Poetry. Paper, perfect bound, 88 pp
$15.95 plus s&h
2008, ISBN 978-0932412-775
Many images here begin with the natural world and end in a human gesture of freedom, of release. Marion Boyer creates a world of imagination. She goes as far as to create a character, Jake, whose life unfolds in the pages of this book. Boyer’s elegance ruminates throughout the lyric in these poems.
Read a review of The Clock of the Long Now at 360 Main Street.
Once, When the Sky Was Copper
by Marion Boyer
The firecrew boss is vinegar down
to his bones, eyes like pepper.
A sonofabitch at capping blow-outs.
He started, years back, blasting tunnels,
says the valley still echoes in his long ears.
His wife’s a waitress, one of the good
ones who brings you coffee before
asking, knowing the steam will prop you up.

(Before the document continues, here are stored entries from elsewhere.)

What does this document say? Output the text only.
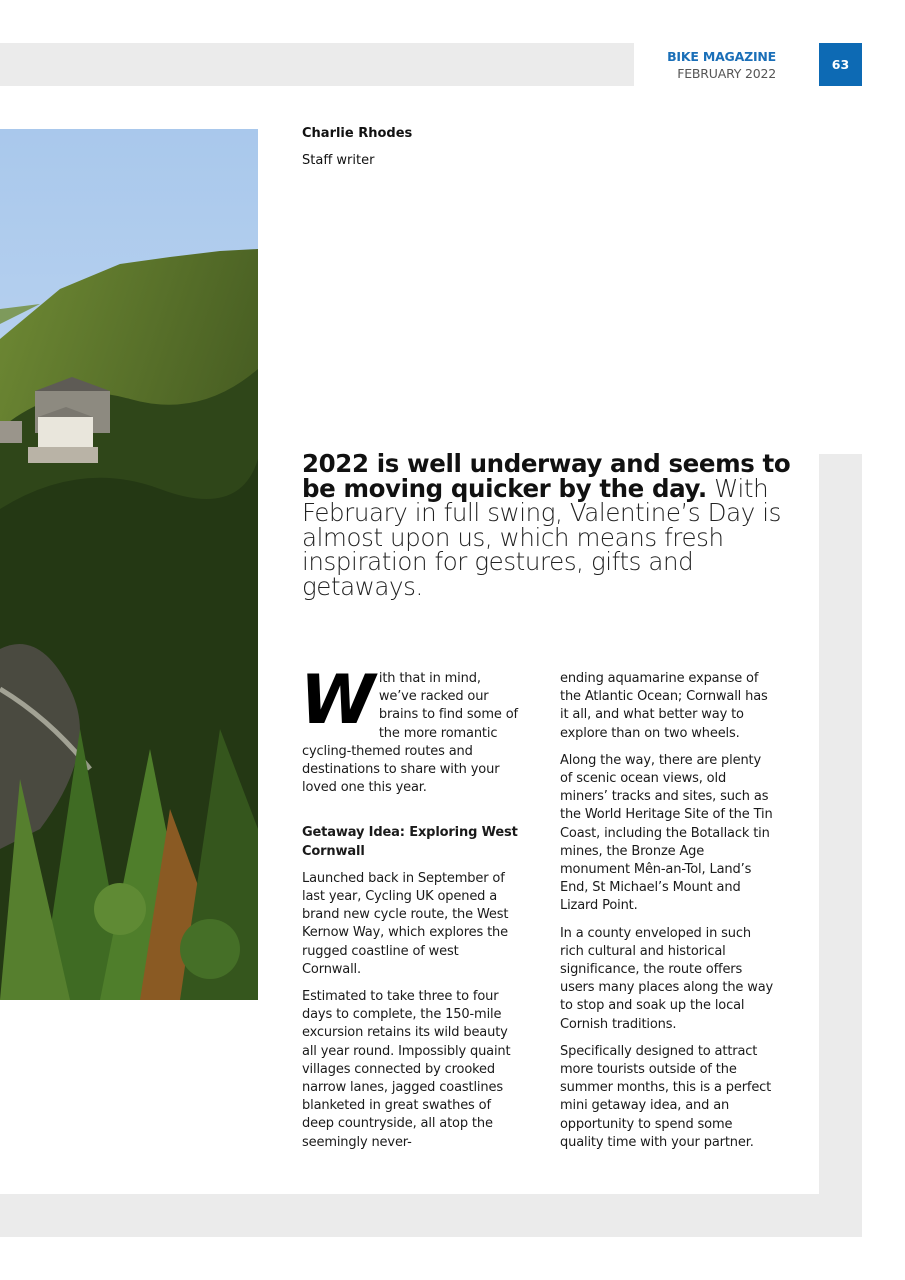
BIKE MAGAZINE
FEBRUARY 2022
63
Charlie Rhodes
Staff writer
2022 is well underway and seems to be moving quicker by the day. With February in full swing, Valentine’s Day is almost upon us, which means fresh inspiration for gestures, gifts and getaways.

With that in mind, we’ve racked our brains to find some of the more romantic cycling-themed routes and destinations to share with your loved one this year.

Getaway Idea: Exploring West Cornwall

Launched back in September of last year, Cycling UK opened a brand new cycle route, the West Kernow Way, which explores the rugged coastline of west Cornwall.

Estimated to take three to four days to complete, the 150-mile excursion retains its wild beauty all year round. Impossibly quaint villages connected by crooked narrow lanes, jagged coastlines blanketed in great swathes of deep countryside, all atop the seemingly never-

ending aquamarine expanse of the Atlantic Ocean; Cornwall has it all, and what better way to explore than on two wheels.

Along the way, there are plenty of scenic ocean views, old miners’ tracks and sites, such as the World Heritage Site of the Tin Coast, including the Botallack tin mines, the Bronze Age monument Mên-an-Tol, Land’s End, St Michael’s Mount and Lizard Point.

In a county enveloped in such rich cultural and historical significance, the route offers users many places along the way to stop and soak up the local Cornish traditions.

Specifically designed to attract more tourists outside of the summer months, this is a perfect mini getaway idea, and an opportunity to spend some quality time with your partner.
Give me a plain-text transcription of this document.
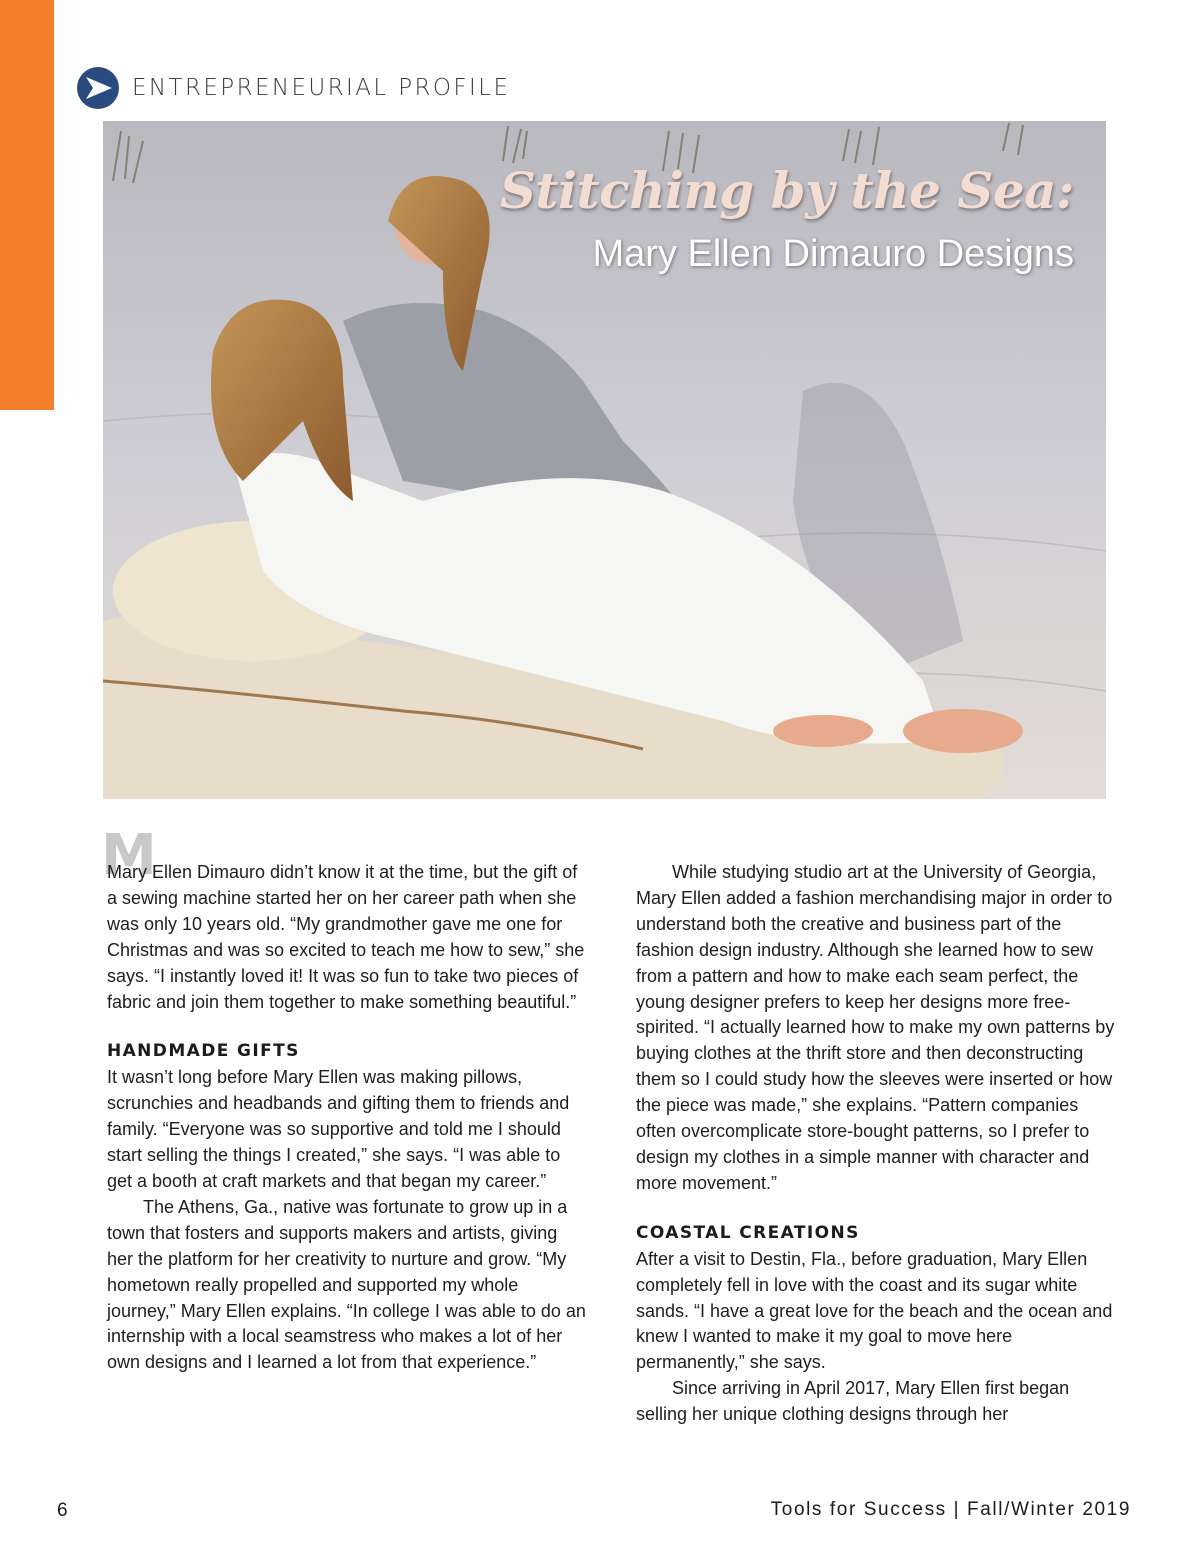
ENTREPRENEURIAL PROFILE
Stitching by the Sea:
Mary Ellen Dimauro Designs
M

Mary Ellen Dimauro didn’t know it at the time, but the gift of a sewing machine started her on her career path when she was only 10 years old. “My grandmother gave me one for Christmas and was so excited to teach me how to sew,” she says. “I instantly loved it! It was so fun to take two pieces of fabric and join them together to make something beautiful.”

HANDMADE GIFTS

It wasn’t long before Mary Ellen was making pillows, scrunchies and headbands and gifting them to friends and family. “Everyone was so supportive and told me I should start selling the things I created,” she says. “I was able to get a booth at craft markets and that began my career.”

The Athens, Ga., native was fortunate to grow up in a town that fosters and supports makers and artists, giving her the platform for her creativity to nurture and grow. “My hometown really propelled and supported my whole journey,” Mary Ellen explains. “In college I was able to do an internship with a local seamstress who makes a lot of her own designs and I learned a lot from that experience.”

While studying studio art at the University of Georgia, Mary Ellen added a fashion merchandising major in order to understand both the creative and business part of the fashion design industry. Although she learned how to sew from a pattern and how to make each seam perfect, the young designer prefers to keep her designs more free-spirited. “I actually learned how to make my own patterns by buying clothes at the thrift store and then deconstructing them so I could study how the sleeves were inserted or how the piece was made,” she explains. “Pattern companies often overcomplicate store-bought patterns, so I prefer to design my clothes in a simple manner with character and more movement.”

COASTAL CREATIONS

After a visit to Destin, Fla., before graduation, Mary Ellen completely fell in love with the coast and its sugar white sands. “I have a great love for the beach and the ocean and knew I wanted to make it my goal to move here permanently,” she says.

Since arriving in April 2017, Mary Ellen first began selling her unique clothing designs through her

6	Tools for Success | Fall/Winter 2019
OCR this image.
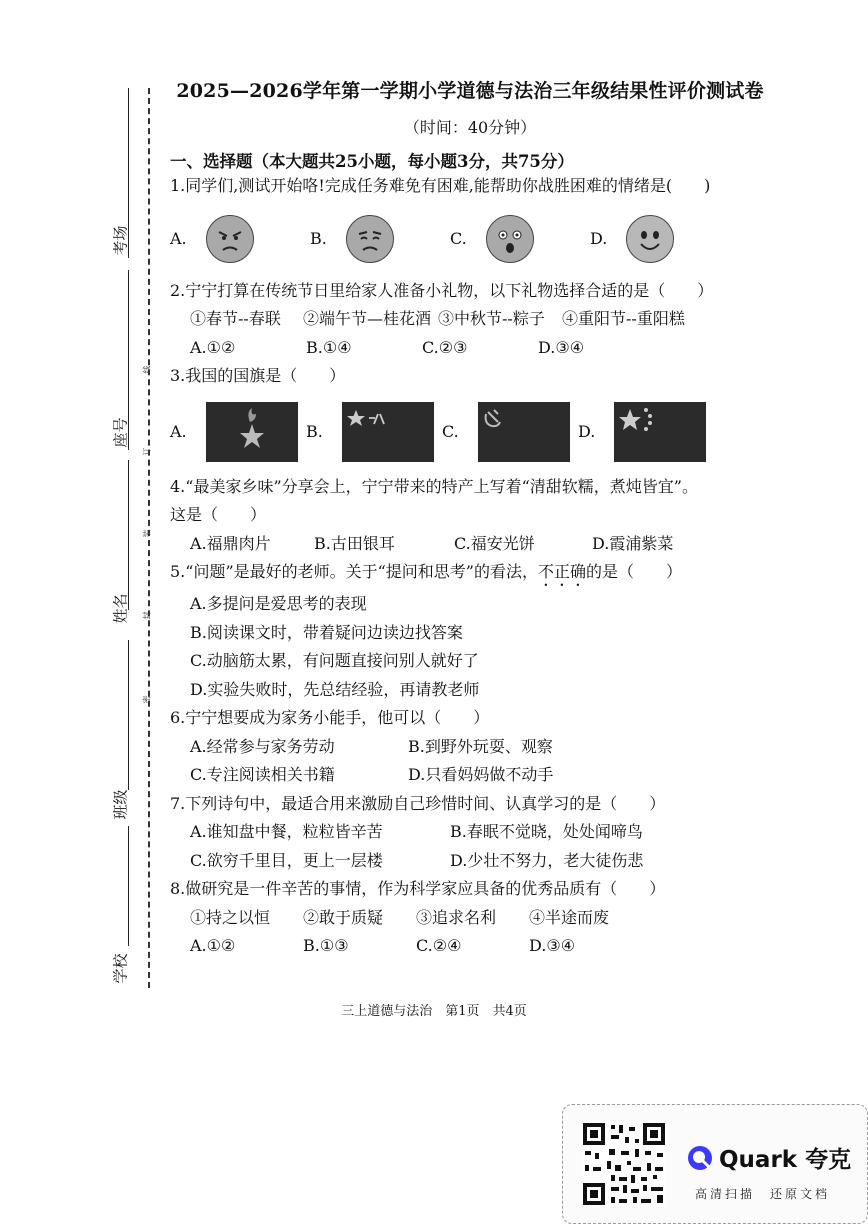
考场
座号
姓名
班级
学校
线
订
装
封
密
2025—2026学年第一学期小学道德与法治三年级结果性评价测试卷
（时间：40分钟）
一、选择题（本大题共25小题，每小题3分，共75分）
1.同学们,测试开始咯!完成任务难免有困难,能帮助你战胜困难的情绪是(　　)
A.	B.	C.	D.
2.宁宁打算在传统节日里给家人准备小礼物，以下礼物选择合适的是（　　）
①春节--春联	②端午节—桂花酒 ③中秋节--粽子	④重阳节--重阳糕
A.①②	B.①④	C.②③	D.③④
3.我国的国旗是（　　）
A.	B.	C.	D.
4.“最美家乡味”分享会上，宁宁带来的特产上写着“清甜软糯，煮炖皆宜”。
这是（　　）
A.福鼎肉片	B.古田银耳	C.福安光饼	D.霞浦紫菜
5.“问题”是最好的老师。关于“提问和思考”的看法，不正确的是（　　）
A.多提问是爱思考的表现
B.阅读课文时，带着疑问边读边找答案
C.动脑筋太累，有问题直接问别人就好了
D.实验失败时，先总结经验，再请教老师
6.宁宁想要成为家务小能手，他可以（　　）
A.经常参与家务劳动	B.到野外玩耍、观察
C.专注阅读相关书籍	D.只看妈妈做不动手
7.下列诗句中，最适合用来激励自己珍惜时间、认真学习的是（　　）
A.谁知盘中餐，粒粒皆辛苦	B.春眠不觉晓，处处闻啼鸟
C.欲穷千里目，更上一层楼	D.少壮不努力，老大徒伤悲
8.做研究是一件辛苦的事情，作为科学家应具备的优秀品质有（　　）
①持之以恒	②敢于质疑	③追求名利	④半途而废
A.①②	B.①③	C.②④	D.③④
三上道德与法治　第1页　共4页
Quark 夸克
高清扫描　还原文档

If you’d set out to invent sadness,
it would look something like her hands.
Those two love each other. Once
in the gravel parking lot, when the sky
was copper, I saw how he leaned
her way and she touched her hair.
Marion Boyer is a professor emeritus from Kalamazoo Valley Community College where she taught communication. Boyer’s poetry and essays have appeared in numerous literary journals and magazines. One of her poems was nominated for the Pushcart Prize in 2007 and she won first place in Rhino’s 2006 poetry competition. She received another first place award in the 2008 international competition sponsored by the Science Fiction Poetry Association. Her chapbook, Green (2003), is available from Finishing Line Press.
Boyer lives in Mattawan among Michigan’s vineyards and orchards and credits her poetry success to her wonderful Kalamazoo writing groups and countless cups of strong English tea.